The Seahawks defense has been outstanding this season, ranking first in fewest points allowed and fourth in fewest yards allowed. But the most impressive thing about the unit could be that Thomas is the only starter drafted in the first round. He was chosen 14th overall in 2010.
By way of comparison, the teams ranked directly above the Seahawks in total defense have at least three first-rounders among their starters. Pittsburgh and San Francisco have four each, and Denver has three.
"That statistic basically sums up the relationship that Pete and I have and the mixture of our philosophies," said GM John Schneider, referring to coach Pete Carroll. "What I mean is, we were able to meld them together. He's all about open competition all the time, so that means in terms of managing your roster and bringing people in you have a coaching staff that's willing to look at young people and work with them. Would you rather play with a veteran who knows what he's doing and runs 4.75 now, or would you rather play with the young guy that you know you can grow with who runs 4.48?"
Seattle is all about the best players being on the field, regardless of age or draft status. Rookie quarterback Russell Wilson is an example. He was selected in the third round yet was named the starter after beating out big free agent Matt Flynn in training camp.
On defense, the Seahawks' starters are comprised of two players taken in each of the second, third, fourth and fifth rounds, with two others who weren't drafted at all. Tackle Alan Branch and linebacker Bobby Wagner were taken in the second; tackle Brandon Mebane and linebacker LeRoy Hill went in the third; end Red Bryant and linebacker K.J. Wright were drafted in the fourth; cornerback Richard Sherman and safety Kam Chancellor were picked up in the fifth; and end Chris Clemons and cornerback Brandon Browner went undrafted.
"We don't talk about it as a unit, per se, but it's definitely a motivating factor for us," said Chancellor. "The guys who weren't drafted high play on a high level and are hungry the whole time. Even our first-round draft choice is hungry still because there was a safety drafted ahead of him [Kansas City selected Eric Berry fifth overall, nine spots ahead of Thomas]. We feed off each other. Seeing the other person do well makes you want to do better. That's our competitive nature, and competing amongst each other makes the unit good."

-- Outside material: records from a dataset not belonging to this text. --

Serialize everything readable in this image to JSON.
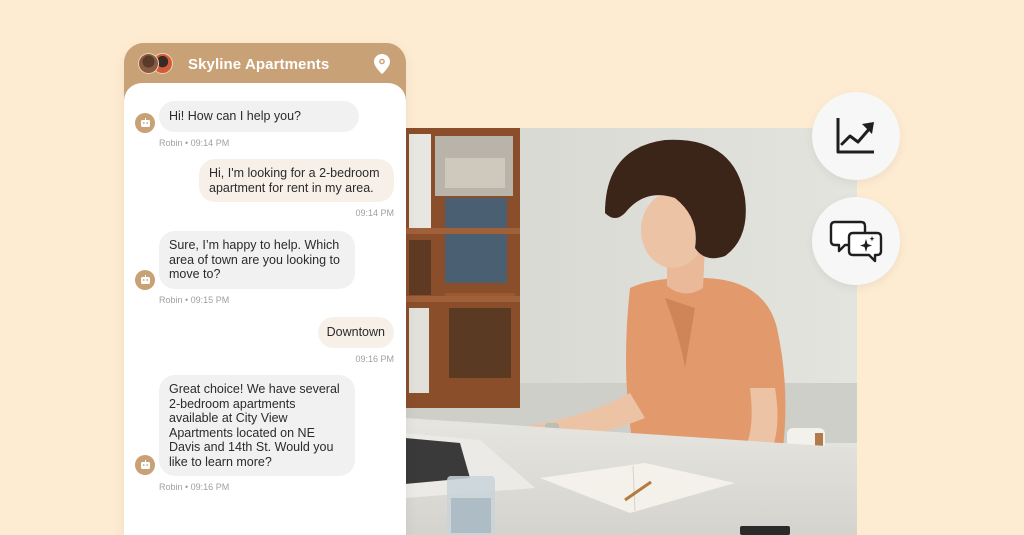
{
  "chat": {
    "title": "Skyline Apartments",
    "header_icon": "location-pin-icon",
    "avatars": [
      "agent-avatar-1",
      "agent-avatar-2"
    ],
    "messages": [
      {
        "sender": "bot",
        "text": "Hi! How can I help you?",
        "meta": "Robin • 09:14 PM"
      },
      {
        "sender": "user",
        "text": "Hi, I'm looking for a 2-bedroom apartment for rent in my area.",
        "meta": "09:14 PM"
      },
      {
        "sender": "bot",
        "text": "Sure, I’m happy to help. Which area of town are you looking to move to?",
        "meta": "Robin • 09:15 PM"
      },
      {
        "sender": "user",
        "text": "Downtown",
        "meta": "09:16 PM"
      },
      {
        "sender": "bot",
        "text": "Great choice! We have several 2-bedroom apartments available at City View Apartments located on NE Davis and 14th St. Would you like to learn more?",
        "meta": "Robin • 09:16 PM"
      }
    ]
  },
  "floating_icons": [
    {
      "name": "trending-chart-icon"
    },
    {
      "name": "ai-chat-bubbles-icon"
    }
  ],
  "photo": {
    "description": "Woman with curly hair in orange top typing on a laptop at a desk"
  },
  "colors": {
    "background": "#fdebd2",
    "accent": "#c9a176",
    "bot_bubble": "#f1f1f1",
    "user_bubble": "#f6f0e9"
  }
}
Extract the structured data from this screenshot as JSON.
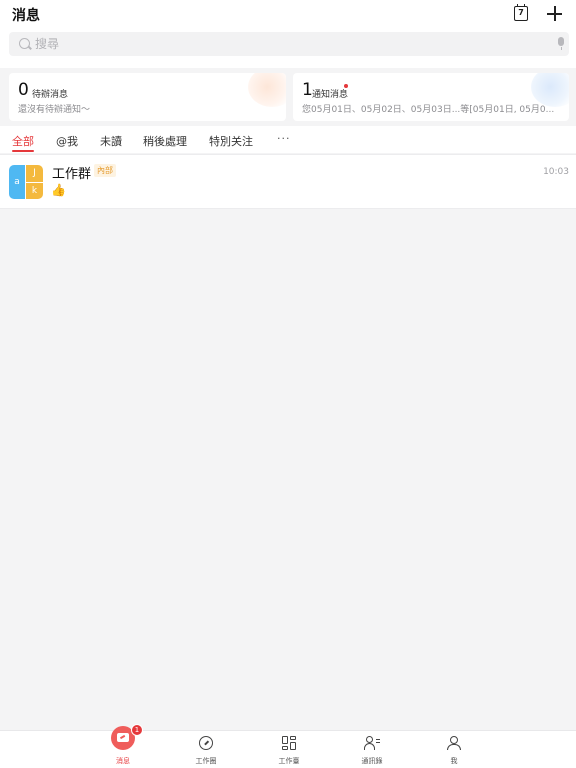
{
  "header": {
    "title": "消息",
    "calendar_day": "7",
    "search_placeholder": "搜尋"
  },
  "cards": {
    "pending": {
      "count": "0",
      "label": "待辦消息",
      "subtitle": "還沒有待辦通知～"
    },
    "notifications": {
      "count": "1",
      "label": "通知消息",
      "subtitle": "您05月01日、05月02日、05月03日...等[05月01日, 05月0..."
    }
  },
  "tabs": [
    {
      "label": "全部",
      "active": true
    },
    {
      "label": "@我",
      "active": false
    },
    {
      "label": "未讀",
      "active": false
    },
    {
      "label": "稍後處理",
      "active": false
    },
    {
      "label": "特別关注",
      "active": false
    }
  ],
  "more_label": "···",
  "conversations": [
    {
      "name": "工作群",
      "tag": "內部",
      "time": "10:03",
      "preview_icon": "thumbs-up-emoji",
      "avatar_letters": [
        "a",
        "J",
        "k"
      ]
    }
  ],
  "bottom_nav": {
    "items": [
      {
        "label": "消息",
        "icon": "message-icon",
        "active": true,
        "badge": "1"
      },
      {
        "label": "工作圈",
        "icon": "compass-icon",
        "active": false
      },
      {
        "label": "工作臺",
        "icon": "dashboard-icon",
        "active": false
      },
      {
        "label": "通訊錄",
        "icon": "contacts-icon",
        "active": false
      },
      {
        "label": "我",
        "icon": "profile-icon",
        "active": false
      }
    ]
  },
  "colors": {
    "accent": "#e5383b",
    "avatar_blue": "#4fb8f2",
    "avatar_yellow": "#f4b93e",
    "tag_text": "#e59b2e"
  }
}
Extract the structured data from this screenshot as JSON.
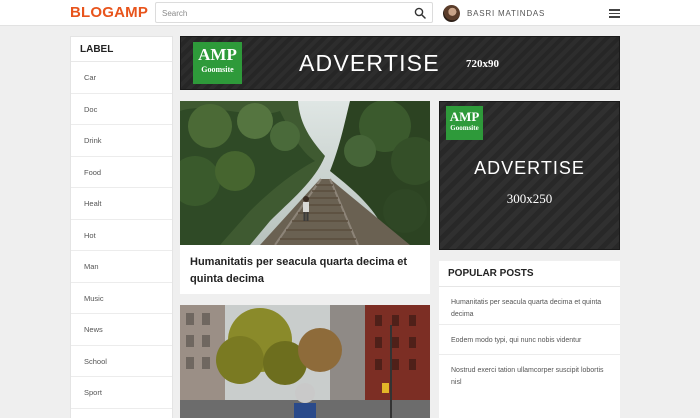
{
  "header": {
    "logo": "BLOGAMP",
    "search_placeholder": "Search",
    "user_name": "BASRI MATINDAS"
  },
  "sidebar": {
    "title": "LABEL",
    "labels": [
      "Car",
      "Doc",
      "Drink",
      "Food",
      "Healt",
      "Hot",
      "Man",
      "Music",
      "News",
      "School",
      "Sport"
    ]
  },
  "ads": {
    "banner": {
      "badge_top": "AMP",
      "badge_bottom": "Goomsite",
      "title": "ADVERTISE",
      "size": "720x90"
    },
    "rect": {
      "badge_top": "AMP",
      "badge_bottom": "Goomsite",
      "title": "ADVERTISE",
      "size": "300x250"
    }
  },
  "posts": [
    {
      "title": "Humanitatis per seacula quarta decima et quinta decima"
    }
  ],
  "popular": {
    "title": "POPULAR POSTS",
    "items": [
      "Humanitatis per seacula quarta decima et quinta decima",
      "Eodem modo typi, qui nunc nobis videntur",
      "Nostrud exerci tation ullamcorper suscipit lobortis nisl"
    ]
  },
  "colors": {
    "brand": "#e8541c",
    "amp_green": "#2e9a3a",
    "ad_bg": "#2a2a2a"
  }
}
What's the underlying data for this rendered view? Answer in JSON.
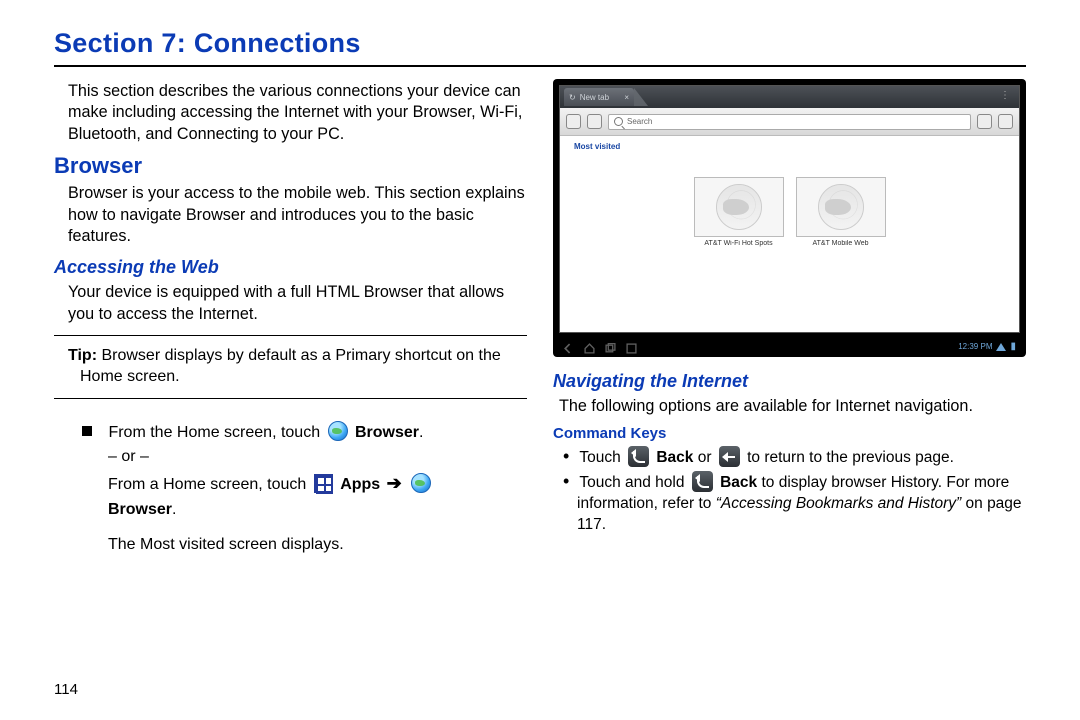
{
  "section_title": "Section 7: Connections",
  "intro": "This section describes the various connections your device can make including accessing the Internet with your Browser, Wi-Fi, Bluetooth, and Connecting to your PC.",
  "h_browser": "Browser",
  "browser_intro": "Browser is your access to the mobile web. This section explains how to navigate Browser and introduces you to the basic features.",
  "h_accessing": "Accessing the Web",
  "accessing_body": "Your device is equipped with a full HTML Browser that allows you to access the Internet.",
  "tip_label": "Tip:",
  "tip_body": " Browser displays by default as a Primary shortcut on the Home screen.",
  "step_from_home_pre": "From the Home screen, touch ",
  "browser_word": "Browser",
  "or_sep": "– or –",
  "step_from_home2_pre": "From a Home screen, touch ",
  "apps_word": "Apps",
  "arrow": "➔",
  "most_visited_line": "The Most visited screen displays.",
  "h_navigating": "Navigating the Internet",
  "nav_body": "The following options are available for Internet navigation.",
  "h_command_keys": "Command Keys",
  "ck1_pre": "Touch ",
  "back_word": "Back",
  "ck1_mid": " or ",
  "ck1_post": " to return to the previous page.",
  "ck2_pre": "Touch and hold ",
  "ck2_mid": " to display browser History. For more information, refer to ",
  "ck2_ref": "“Accessing Bookmarks and History”",
  "ck2_post": " on page 117.",
  "page_number": "114",
  "tablet": {
    "tab_label": "New tab",
    "search_placeholder": "Search",
    "most_visited": "Most visited",
    "tile1": "AT&T Wi-Fi Hot Spots",
    "tile2": "AT&T Mobile Web",
    "clock": "12:39 PM",
    "menu_dots": "⋮",
    "tab_close": "×"
  }
}
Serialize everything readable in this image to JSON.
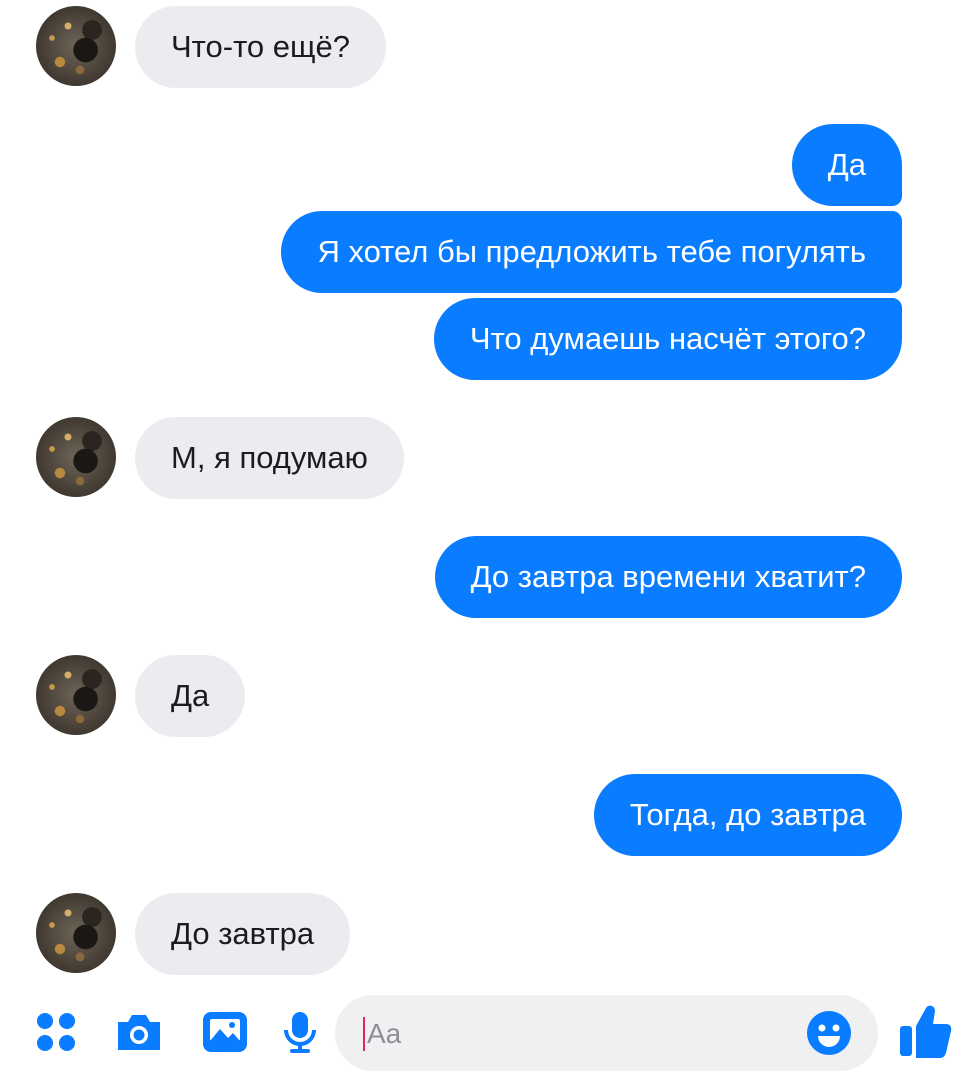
{
  "conversation": {
    "messages": [
      {
        "direction": "in",
        "text": "Что-то ещё?"
      },
      {
        "direction": "out",
        "text": "Да"
      },
      {
        "direction": "out",
        "text": "Я хотел бы предложить тебе погулять"
      },
      {
        "direction": "out",
        "text": "Что думаешь насчёт этого?"
      },
      {
        "direction": "in",
        "text": "М, я подумаю"
      },
      {
        "direction": "out",
        "text": "До завтра времени хватит?"
      },
      {
        "direction": "in",
        "text": "Да"
      },
      {
        "direction": "out",
        "text": "Тогда, до завтра"
      },
      {
        "direction": "in",
        "text": "До завтра"
      }
    ]
  },
  "composer": {
    "placeholder": "Aa",
    "value": "",
    "icons": [
      "apps-grid-icon",
      "camera-icon",
      "gallery-icon",
      "microphone-icon",
      "emoji-icon",
      "thumbs-up-icon"
    ],
    "accent_color": "#0a7cff"
  },
  "colors": {
    "outgoing_bubble": "#0a7cff",
    "incoming_bubble": "#ececf0"
  }
}
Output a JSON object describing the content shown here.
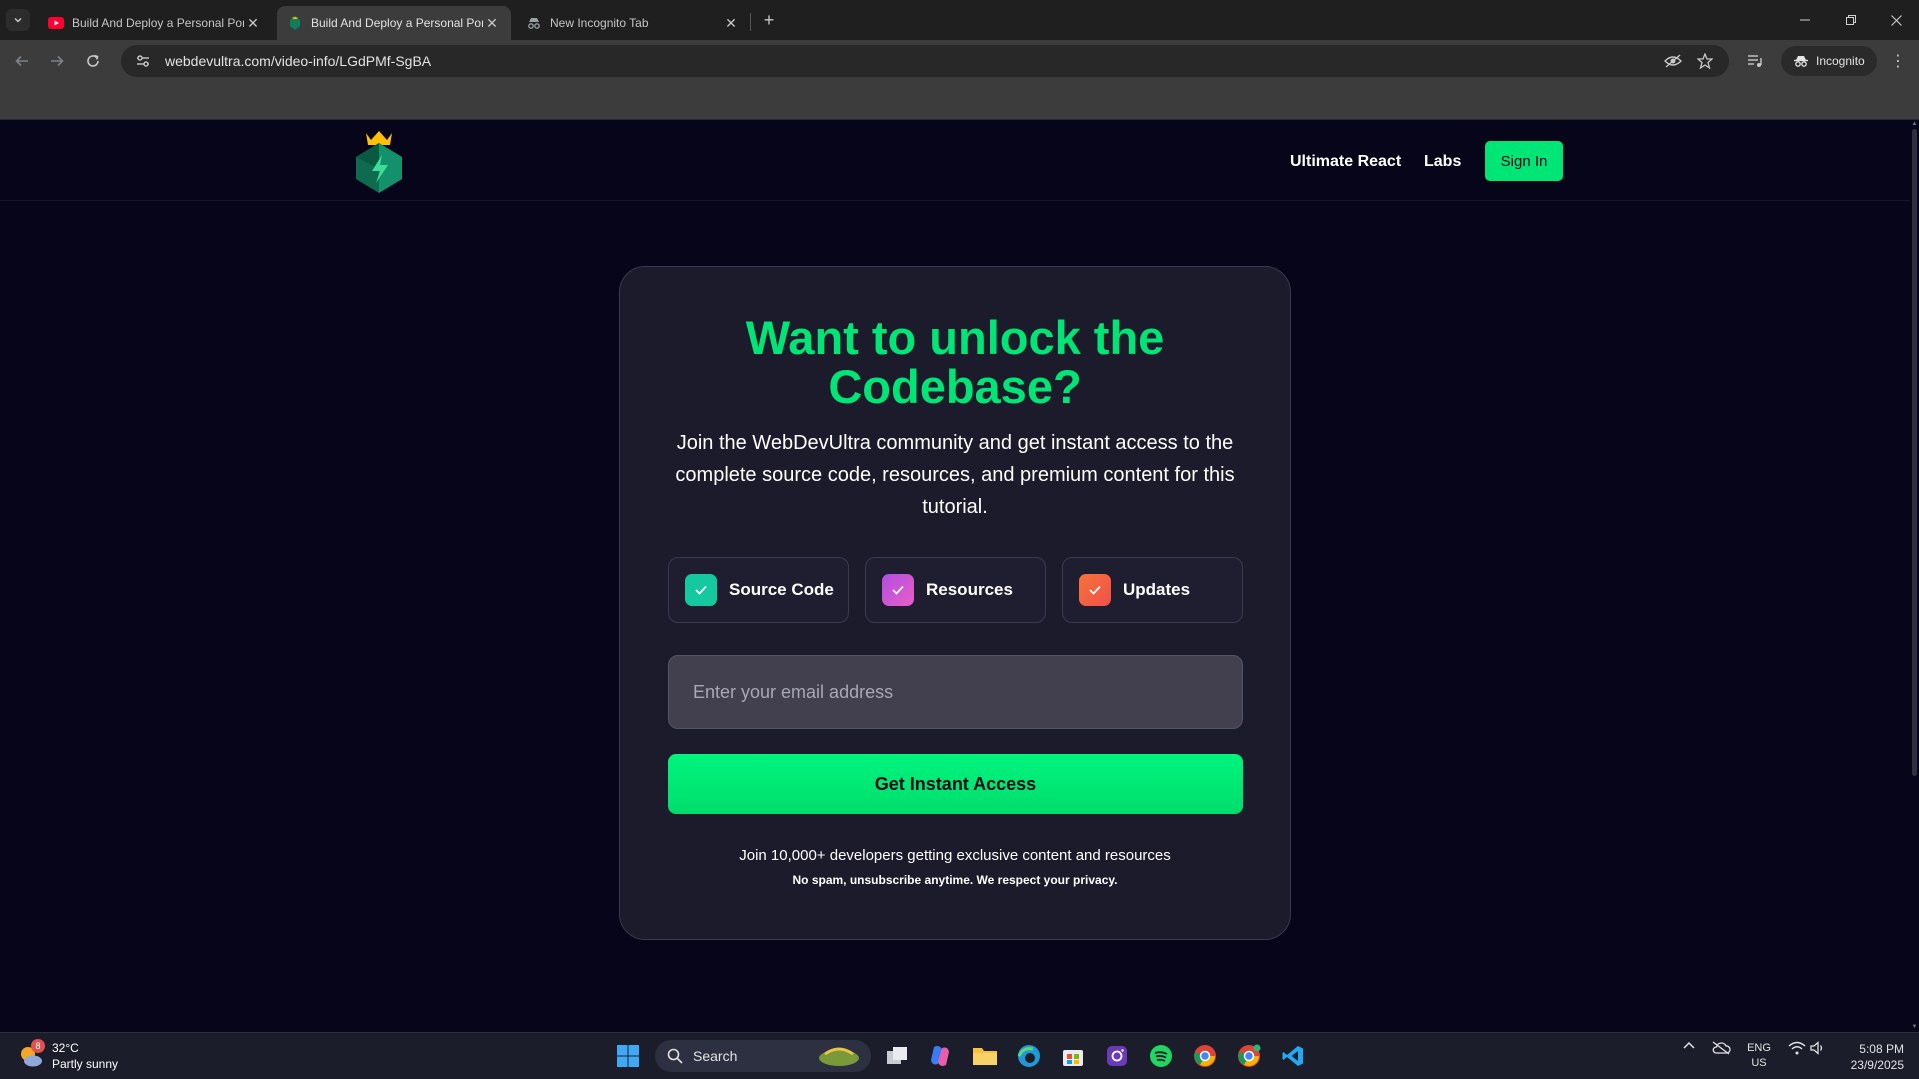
{
  "browser": {
    "tabs": [
      {
        "title": "Build And Deploy a Personal Portfolio",
        "active": false,
        "favicon": "youtube-icon"
      },
      {
        "title": "Build And Deploy a Personal Portfolio",
        "active": true,
        "favicon": "webdevultra-icon"
      },
      {
        "title": "New Incognito Tab",
        "active": false,
        "favicon": "incognito-icon"
      }
    ],
    "url": "webdevultra.com/video-info/LGdPMf-SgBA",
    "incognito_label": "Incognito"
  },
  "site": {
    "nav": {
      "ultimate_react": "Ultimate React",
      "labs": "Labs",
      "sign_in": "Sign In"
    },
    "card": {
      "title_line1": "Want to unlock the",
      "title_line2": "Codebase?",
      "lead": "Join the WebDevUltra community and get instant access to the complete source code, resources, and premium content for this tutorial.",
      "features": [
        {
          "label": "Source Code",
          "color": "#14c9a0"
        },
        {
          "label": "Resources",
          "color": "#c658e0"
        },
        {
          "label": "Updates",
          "color": "#f5743a"
        }
      ],
      "email_placeholder": "Enter your email address",
      "cta_label": "Get Instant Access",
      "footnote": "Join 10,000+ developers getting exclusive content and resources",
      "privacy": "No spam, unsubscribe anytime. We respect your privacy."
    },
    "colors": {
      "accent": "#00e676",
      "background": "#06051a",
      "card": "#1c1b2c"
    }
  },
  "taskbar": {
    "weather": {
      "temp": "32°C",
      "condition": "Partly sunny",
      "badge": "8"
    },
    "search_label": "Search",
    "language": {
      "line1": "ENG",
      "line2": "US"
    },
    "clock": {
      "time": "5:08 PM",
      "date": "23/9/2025"
    }
  }
}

The Seahawks are unlike some teams in that they specifically look for players who can fill particular roles. The first question they ask in draft meetings is not what a player can't do, but what he can do -- specific to the 4-3 scheme that they use.
For instance, much of the league looks for speed and athleticism at cornerback. Carroll, however, looks for size and tenacity. Last season the Seahawks were the only team with starting cornerbacks who were at least 6-foot-2. And with the 6-3 Chancellor at strong safety, it's an imposing secondary.
Carroll says he has spent much of his coaching career working with, and searching for, big corners. "When you're a bump-and-run [proponent], you learn to appreciate the effectiveness of guys who have that special length," he said. "You never want to go without it."
When you combine the players' specific abilities with good coaching and positive peer pressure, you get a defense that ranks among the league's best in multiple categories. Even when someone goes down with an injury or a suspension, as Browner did the last four games for violating the league's ban on performance-enhancing drugs.
"It's next man up," said Thomas. "No one heard anything about Brandon Browner or Richard Sherman before this season or late last season because they weren't high draft picks. But they fit our system. We ask our corners to step-kick and play thirds. It's really not that hard when you look at the big picture, but definitely put them in hard positions when we play man-to-man."
By step-kick, Thomas means stepping to the receiver and jamming him at the line, then kicking open your hips and staying on top of the receiver as you run with him. Said Thomas: "It's not complicated, but it puts a lot of pressure on our corners because everybody knows that we're a single-safety high defense, and we're either in some sort of thirds or man coverage."
And if people didn't know that players don't have to be taken in the first round to excel, the Seattle defense is a weekly reminder.